«Горчайший жизненный опыт, — писал он чуть позже, — учит ничем не обольщаться, ни на что не надеяться, дорожить редкими просветами, а для меня они стали исключительно публичными выступлениями: видеть глаза аудитории… это своего рода запой, похлеще алкоголя. Честно признаюсь в этой слабости. К тому же не убежден, что это «слабость». Мы мужчины публичные, выставленные напоказ не за толстым стеклом, «доступные»… Т а к а я обреченность равна обреченности труду. Первая есть следствие или продолжение второй».
А вот из других писем:
«На неделю лечу в Псков… далее лечу в Пятигорск на вечер, который они устраивают как мой творческий…»
«Был в этом году в Риге, Вильнюсе, в Ленинграде…»
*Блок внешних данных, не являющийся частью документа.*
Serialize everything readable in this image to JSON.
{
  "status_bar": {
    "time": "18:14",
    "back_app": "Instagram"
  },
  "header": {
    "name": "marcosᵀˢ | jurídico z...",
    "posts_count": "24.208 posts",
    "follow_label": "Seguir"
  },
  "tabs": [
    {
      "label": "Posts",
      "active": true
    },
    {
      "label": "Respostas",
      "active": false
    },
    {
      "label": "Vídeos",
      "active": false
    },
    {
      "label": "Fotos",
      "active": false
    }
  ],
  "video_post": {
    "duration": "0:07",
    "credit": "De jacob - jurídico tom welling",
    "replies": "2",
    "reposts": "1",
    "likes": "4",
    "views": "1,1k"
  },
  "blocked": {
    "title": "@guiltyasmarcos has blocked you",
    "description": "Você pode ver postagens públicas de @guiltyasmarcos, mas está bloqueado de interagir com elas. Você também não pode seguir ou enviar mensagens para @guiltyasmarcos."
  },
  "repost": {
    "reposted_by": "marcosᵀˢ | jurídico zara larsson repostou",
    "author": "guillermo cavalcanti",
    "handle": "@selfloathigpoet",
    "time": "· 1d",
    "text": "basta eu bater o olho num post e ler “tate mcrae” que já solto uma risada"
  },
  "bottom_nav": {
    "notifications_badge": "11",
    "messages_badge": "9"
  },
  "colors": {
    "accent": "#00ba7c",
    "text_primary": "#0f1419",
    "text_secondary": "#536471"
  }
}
Так в каждом письме. В последние годы он писал часто — и в каждом письме о своем метании по стране…
Но годы брали свое, сил становилось все меньше.
Насколько сильно изменился Антокольский внешне в те последние годы, можно судить по следующему комическому эпизоду.
Я приехал в Москву и, как всегда, первым делом пошел к Антокольскому. Глядя на портрет Павла, некогда написанный Ю. А. Завадским, мы заговорили о нем и решили позвонить Юрию Александровичу. Незадолго перед этим он был со своим театром в Киеве и гостил у меня. Услышав, что я в Москве, он пригласил нас сейчас же к себе.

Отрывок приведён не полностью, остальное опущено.